Clojure at a Bank – Testing
May 21, 2013 § 7 Comments
This post is a continuation of my earlier ‘Clojure at a Bank’ posts. I’ve since left the bank and am working for a large newspaper company, fortunately for me still writing Clojure.
It’s an obvious point to make, that different projects can have very different testing demands. At the bank we managed a throughput of financial products so it was critical that we got no surprises. Prod deployments were often like moon-landings, staged well in advance with lots of people in mission control.
At the newspaper it’s a bit different. Whilst bugs are still not to be warmly welcomed with a red carpet, the direction of investment can be shifted away from pre-emptive regression testing to active monitoring, along with some A/B testing.
Though the contexts of projects can differ wildly, I can still mull over some very familiar debates and practices.
TDD can get a bad rap because it’s so often thoughtlessly applied. People used to hold up 90-100% coverage metrics like they meant something, their eyes glazing over from staring at the IDE bar going red/green all day. I know this because I’ve experienced that dogmatic mentality myself, churning out little unit-test classes because that’s how I thought software should be written.
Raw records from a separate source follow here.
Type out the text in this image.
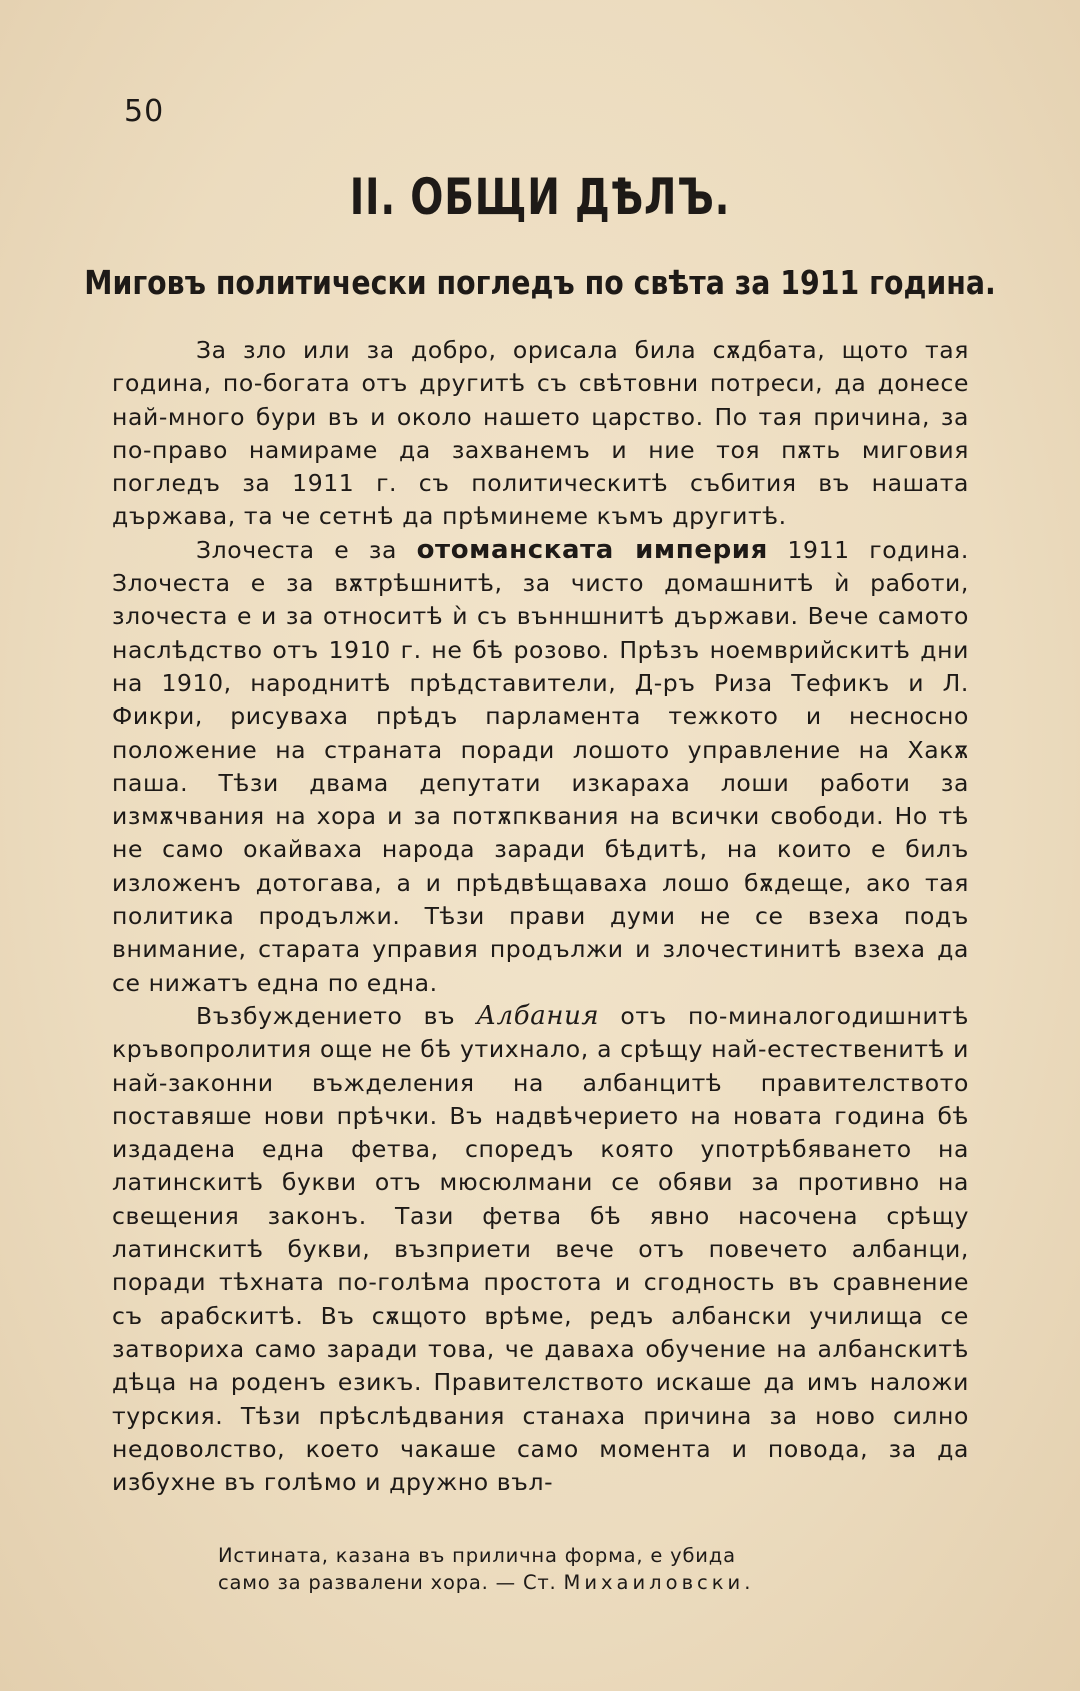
50
II. ОБЩИ ДѢЛЪ.
Миговъ политически погледъ по свѣта за 1911 година.

За зло или за добро, орисала била сѫдбата, щото тая година, по-богата отъ другитѣ съ свѣтовни потреси, да донесе най-много бури въ и около нашето царство. По тая причина, за по-право намираме да захванемъ и ние тоя пѫть миговия погледъ за 1911 г. съ политическитѣ събития въ нашата държава, та че сетнѣ да прѣминеме къмъ другитѣ.

Злочеста е за отоманската империя 1911 година. Злочеста е за вѫтрѣшнитѣ, за чисто домашнитѣ ѝ работи, злочеста е и за относитѣ ѝ съ вънншнитѣ държави. Вече самото наслѣдство отъ 1910 г. не бѣ розово. Прѣзъ ноемврийскитѣ дни на 1910, народнитѣ прѣдставители, Д-ръ Риза Тефикъ и Л. Фикри, рисуваха прѣдъ парламента тежкото и несносно положение на страната поради лошото управление на Хакѫ паша. Тѣзи двама депутати изкараха лоши работи за измѫчвания на хора и за потѫпквания на всички свободи. Но тѣ не само окайваха народа заради бѣдитѣ, на които е билъ изложенъ дотогава, а и прѣдвѣщаваха лошо бѫдеще, ако тая политика продължи. Тѣзи прави думи не се взеха подъ внимание, старата управия продължи и злочестинитѣ взеха да се нижатъ една по една.

Възбуждението въ Албания отъ по-миналогодишнитѣ кръвопролития още не бѣ утихнало, а срѣщу най-естественитѣ и най-законни въжделения на албанцитѣ правителството поставяше нови прѣчки. Въ надвѣчерието на новата година бѣ издадена една фетва, споредъ която употрѣбяването на латинскитѣ букви отъ мюсюлмани се обяви за противно на свещения законъ. Тази фетва бѣ явно насочена срѣщу латинскитѣ букви, възприети вече отъ повечето албанци, поради тѣхната по-голѣма простота и сгодность въ сравнение съ арабскитѣ. Въ сѫщото врѣме, редъ албански училища се затвориха само заради това, че даваха обучение на албанскитѣ дѣца на роденъ езикъ. Правителството искаше да имъ наложи турския. Тѣзи прѣслѣдвания станаха причина за ново силно недоволство, което чакаше само момента и повода, за да избухне въ голѣмо и дружно въл-

Истината, казана въ прилична форма, е убида
само за развалени хора. — Ст. Михаиловски.
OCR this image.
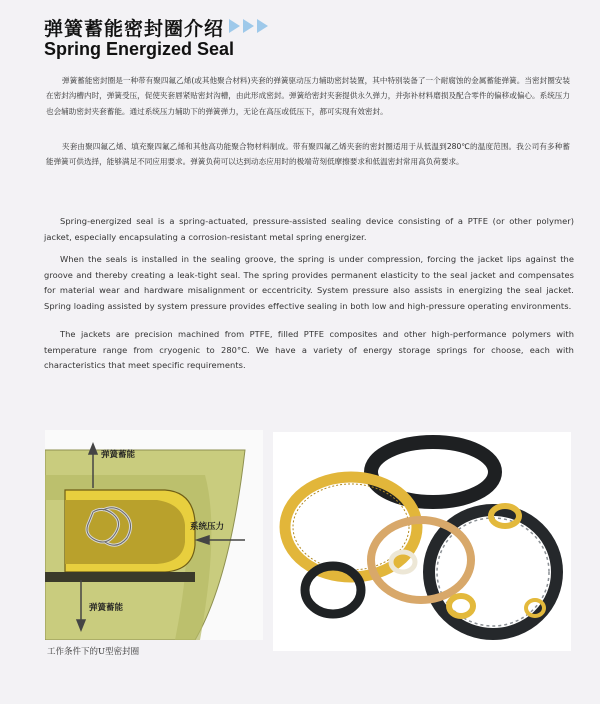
弹簧蓄能密封圈介绍
Spring Energized Seal

弹簧蓄能密封圈是一种带有聚四氟乙烯(或其他聚合材料)夹套的弹簧驱动压力辅助密封装置，其中特别装备了一个耐腐蚀的金属蓄能弹簧。当密封圈安装在密封沟槽内时，弹簧受压，促使夹套唇紧贴密封沟槽，由此形成密封。弹簧给密封夹套提供永久弹力，并弥补材料磨损及配合零件的偏移或偏心。系统压力也会辅助密封夹套蓄能。通过系统压力辅助下的弹簧弹力，无论在高压或低压下，都可实现有效密封。

夹套由聚四氟乙烯、填充聚四氟乙烯和其他高功能聚合物材料制成。带有聚四氟乙烯夹套的密封圈适用于从低温到280℃的温度范围。我公司有多种蓄能弹簧可供选择，能够满足不同应用要求。弹簧负荷可以达到动态应用时的极端苛刻低摩擦要求和低温密封常用高负荷要求。

Spring-energized seal is a spring-actuated, pressure-assisted sealing device consisting of a PTFE (or other polymer) jacket, especially encapsulating a corrosion-resistant metal spring energizer.

When the seals is installed in the sealing groove, the spring is under compression, forcing the jacket lips against the groove and thereby creating a leak-tight seal. The spring provides permanent elasticity to the seal jacket and compensates for material wear and hardware misalignment or eccentricity. System pressure also assists in energizing the seal jacket. Spring loading assisted by system pressure provides effective sealing in both low and high-pressure operating environments.

The jackets are precision machined from PTFE, filled PTFE composites and other high-performance polymers with temperature range from cryogenic to 280°C. We have a variety of energy storage springs for choose, each with characteristics that meet specific requirements.

弹簧蓄能
系统压力
弹簧蓄能
工作条件下的U型密封圈
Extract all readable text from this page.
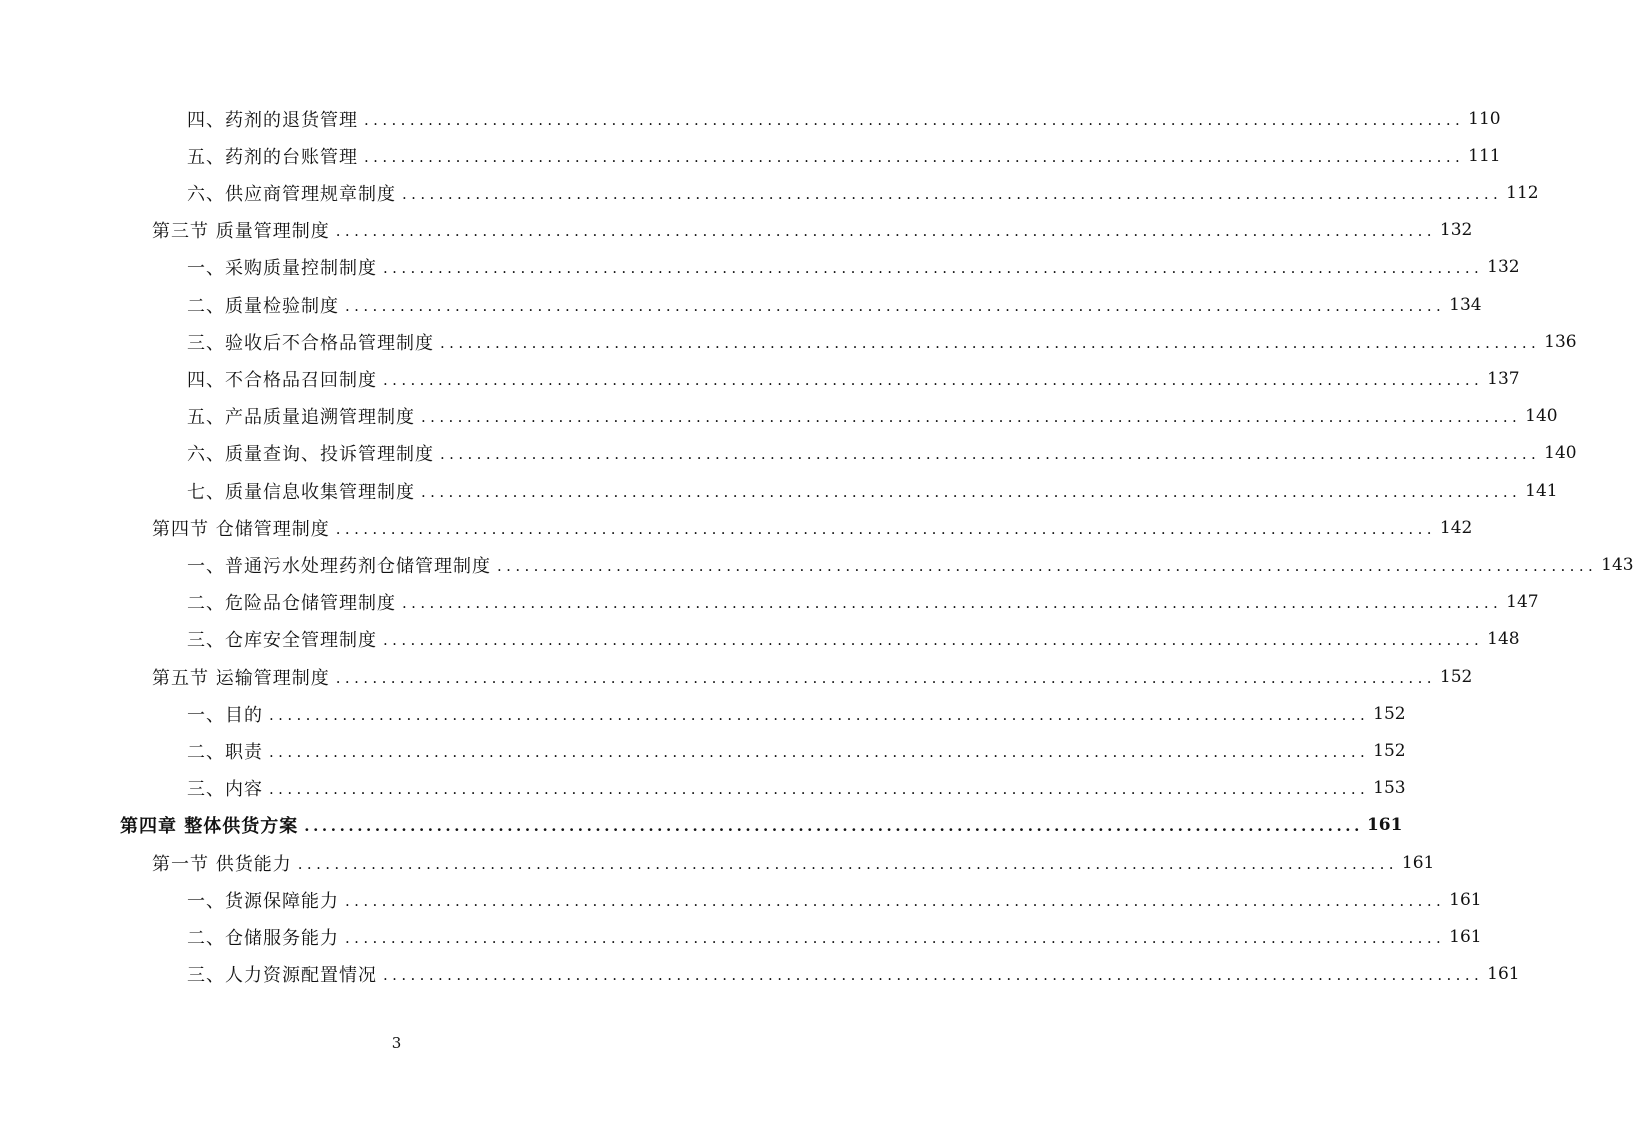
四、药剂的退货管理 ........................................................................................................................ 110
五、药剂的台账管理 ........................................................................................................................ 111
六、供应商管理规章制度 ........................................................................................................................ 112
第三节 质量管理制度 ........................................................................................................................ 132
一、采购质量控制制度 ........................................................................................................................ 132
二、质量检验制度 ........................................................................................................................ 134
三、验收后不合格品管理制度 ........................................................................................................................ 136
四、不合格品召回制度 ........................................................................................................................ 137
五、产品质量追溯管理制度 ........................................................................................................................ 140
六、质量查询、投诉管理制度 ........................................................................................................................ 140
七、质量信息收集管理制度 ........................................................................................................................ 141
第四节 仓储管理制度 ........................................................................................................................ 142
一、普通污水处理药剂仓储管理制度 ........................................................................................................................ 143
二、危险品仓储管理制度 ........................................................................................................................ 147
三、仓库安全管理制度 ........................................................................................................................ 148
第五节 运输管理制度 ........................................................................................................................ 152
一、目的 ........................................................................................................................ 152
二、职责 ........................................................................................................................ 152
三、内容 ........................................................................................................................ 153
第四章 整体供货方案 ........................................................................................................................ 161
第一节 供货能力 ........................................................................................................................ 161
一、货源保障能力 ........................................................................................................................ 161
二、仓储服务能力 ........................................................................................................................ 161
三、人力资源配置情况 ........................................................................................................................ 161
3
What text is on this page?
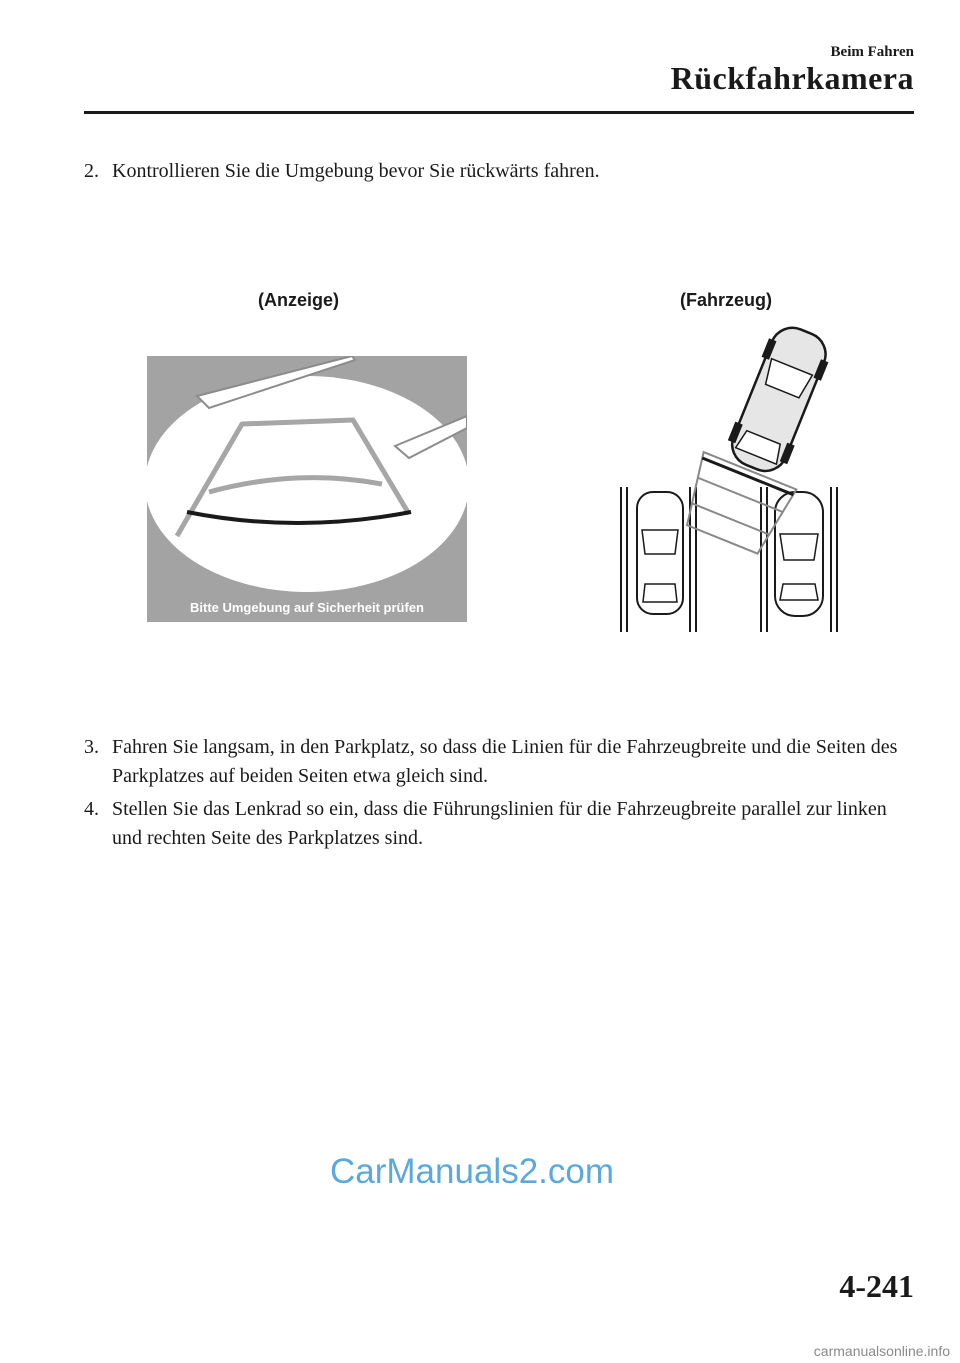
Beim Fahren
Rückfahrkamera
2. Kontrollieren Sie die Umgebung bevor Sie rückwärts fahren.
(Anzeige)	(Fahrzeug)
Bitte Umgebung auf Sicherheit prüfen
3. Fahren Sie langsam, in den Parkplatz, so dass die Linien für die Fahrzeugbreite und die Seiten des Parkplatzes auf beiden Seiten etwa gleich sind.
4. Stellen Sie das Lenkrad so ein, dass die Führungslinien für die Fahrzeugbreite parallel zur linken und rechten Seite des Parkplatzes sind.
CarManuals2.com
4-241
carmanualsonline.info
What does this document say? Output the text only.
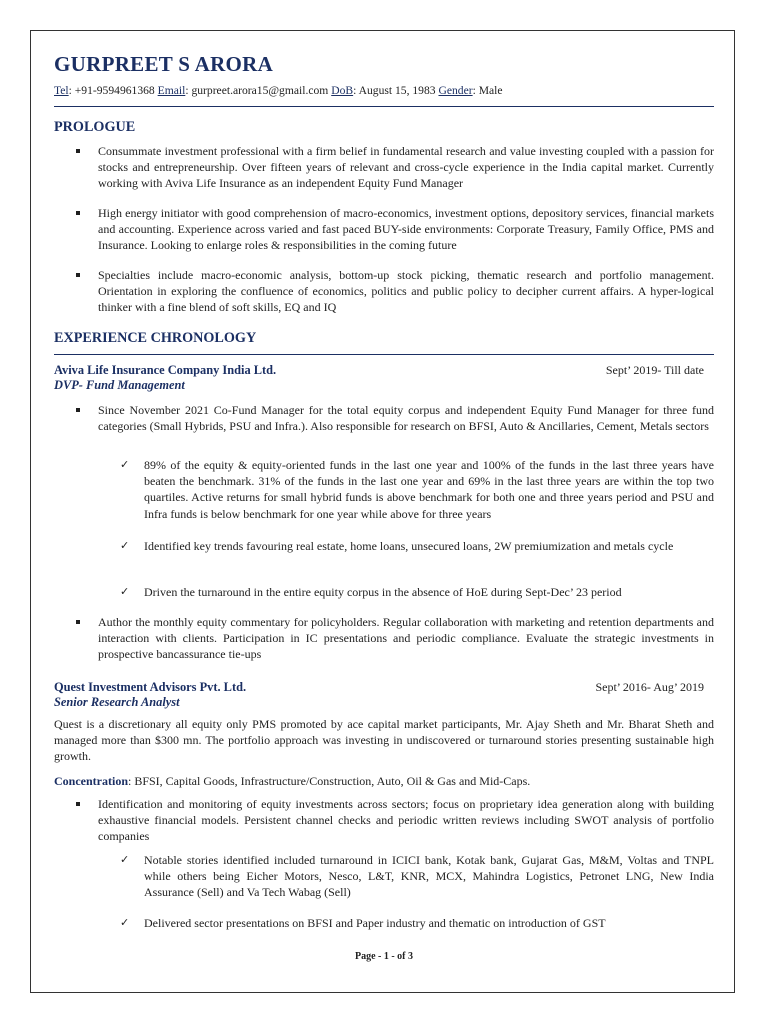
GURPREET S ARORA
Tel: +91-9594961368 Email: gurpreet.arora15@gmail.com DoB: August 15, 1983 Gender: Male
PROLOGUE
Consummate investment professional with a firm belief in fundamental research and value investing coupled with a passion for stocks and entrepreneurship. Over fifteen years of relevant and cross-cycle experience in the India capital market. Currently working with Aviva Life Insurance as an independent Equity Fund Manager
High energy initiator with good comprehension of macro-economics, investment options, depository services, financial markets and accounting. Experience across varied and fast paced BUY-side environments: Corporate Treasury, Family Office, PMS and Insurance. Looking to enlarge roles & responsibilities in the coming future
Specialties include macro-economic analysis, bottom-up stock picking, thematic research and portfolio management. Orientation in exploring the confluence of economics, politics and public policy to decipher current affairs. A hyper-logical thinker with a fine blend of soft skills, EQ and IQ
EXPERIENCE CHRONOLOGY
Aviva Life Insurance Company India Ltd.	Sept’ 2019- Till date
DVP- Fund Management
Since November 2021 Co-Fund Manager for the total equity corpus and independent Equity Fund Manager for three fund categories (Small Hybrids, PSU and Infra.). Also responsible for research on BFSI, Auto & Ancillaries, Cement, Metals sectors
✓ 89% of the equity & equity-oriented funds in the last one year and 100% of the funds in the last three years have beaten the benchmark. 31% of the funds in the last one year and 69% in the last three years are within the top two quartiles. Active returns for small hybrid funds is above benchmark for both one and three years period and PSU and Infra funds is below benchmark for one year while above for three years
✓ Identified key trends favouring real estate, home loans, unsecured loans, 2W premiumization and metals cycle
✓ Driven the turnaround in the entire equity corpus in the absence of HoE during Sept-Dec’ 23 period
Author the monthly equity commentary for policyholders. Regular collaboration with marketing and retention departments and interaction with clients. Participation in IC presentations and periodic compliance. Evaluate the strategic investments in prospective bancassurance tie-ups
Quest Investment Advisors Pvt. Ltd.	Sept’ 2016- Aug’ 2019
Senior Research Analyst

Quest is a discretionary all equity only PMS promoted by ace capital market participants, Mr. Ajay Sheth and Mr. Bharat Sheth and managed more than $300 mn. The portfolio approach was investing in undiscovered or turnaround stories presenting sustainable high growth.

Concentration: BFSI, Capital Goods, Infrastructure/Construction, Auto, Oil & Gas and Mid-Caps.

Identification and monitoring of equity investments across sectors; focus on proprietary idea generation along with building exhaustive financial models. Persistent channel checks and periodic written reviews including SWOT analysis of portfolio companies
✓ Notable stories identified included turnaround in ICICI bank, Kotak bank, Gujarat Gas, M&M, Voltas and TNPL while others being Eicher Motors, Nesco, L&T, KNR, MCX, Mahindra Logistics, Petronet LNG, New India Assurance (Sell) and Va Tech Wabag (Sell)
✓ Delivered sector presentations on BFSI and Paper industry and thematic on introduction of GST
Page - 1 - of 3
A more senior colleague once expoused to me when surveying our plateau of tests that ‘writing production code is hard’. He was right.
I think that most people would concur that having lots of unit-tests can be very expensive. Deciphering mock scaffolds is little fun, as is encountering pointless tests around wiring. Refactoring prod code can be gleeful, but refactoring other peoples tests is just a pain.
But none of this is argument against TDD, rather just a recoil against how it’s dogmatically applied. The same goes for people holding up massive opinions about Scrum and puritanical XP, and frankly OO at times. Nearly everything sucks if it’s done by the book with no human contemplation and is not continuously improved.
Still, I think that adopting Clojure really does force a reappraisal of the testing situation.
Firsly I think that everyone still does TDD, it’s just that you use the REPL instead of writing actual test files. Some scaffolding you might keep around for future use, but it has to earn its keep.
Secondly, immutability is another serious game changer, as you’d expect with Clojure. Testing functions at a command line REPL that have simple data-in, data-out contracts is trivial. Compare this to OO land where you’re passing mutable state around and the contrast becomes apparent. Code written in a style that is more likely to have side-effects does need a higher rigour of testing, where you can emphasize more with the compulsion to break everything down into very small units and leave tests behind around them, just so that you can be sure that their behavour is pinned down.
There may be a problem that devs don’t write enough tests in Clojure-land, and strangely the reverse can be also true as devs over-compensate by adding tests of questionable value. I’ve been guilty of this by adding tests around the nitty-gritty kernel of a codebase that have never failed the build and no-ones probably ever read.
This is an area where I feel I’ve learnt some. My starting point is that I’ve seen projects basically killed by people going mad with ‘specification by example’ styled tests. Fit, Concordion, JBehave… DSL frameworks that encourage non-techies to write a boatload of tests that are later unmaintainable. I’ve seen occasions where sometimes it appears to work out, like when the DSL is written in Java all the way down, but most of the time it’s a large fail.
At the bank we had thousands of FIT tests and I still fantasise about going back and removing every last one of them. They mashed together the ideas of outside-in TDD, talking to the business, talking to the QAs, regression testing and system documentation. Out of these concerns regression testing was the only persistent benefit. The cost of them was huge including slow run times and lots of duplicated HTML and Java to manage.
Our Clojure efforts led us into different territory. Working on a sub-system and with regression as our prime concern, we stored up a large catalogue of test input and output expectation datasets – ‘fixtures’. We then made the fixtures queryable and stored them in ElasticSearch. From the REPL you could easily pull back some choice fixtures and then send them through the codebase. Because the fixtures contained expected outputs, we had some nice HTML pass/fail reports produced for results. We got some of the benefits of FIT for a fraction of the ongoing cost.
This approach is often referred to as data-driven testing. The tests in our case just were frozen JSON documents. As I was leaving we played with extending this approach to cover the whole of the system. Even though our system managed a complicated life-cycle of financial products, it was still possible to watch a product going through it and make observations that you could then store as JSON fixture data. You could theorectically record everything that happened as a result of the FIT tests being run and then use this data to remove them.
I regret that we didn’t tackle the testing mess head on across the whole system before doing anything else major. But to be fair we couldn’t have done this without the learnings we got from the Clojure rewrite of a sub-system, and we what we picked up around testing in particular.
I’m going to write a subsequent post about how we’ve gone about testing at the newspaper.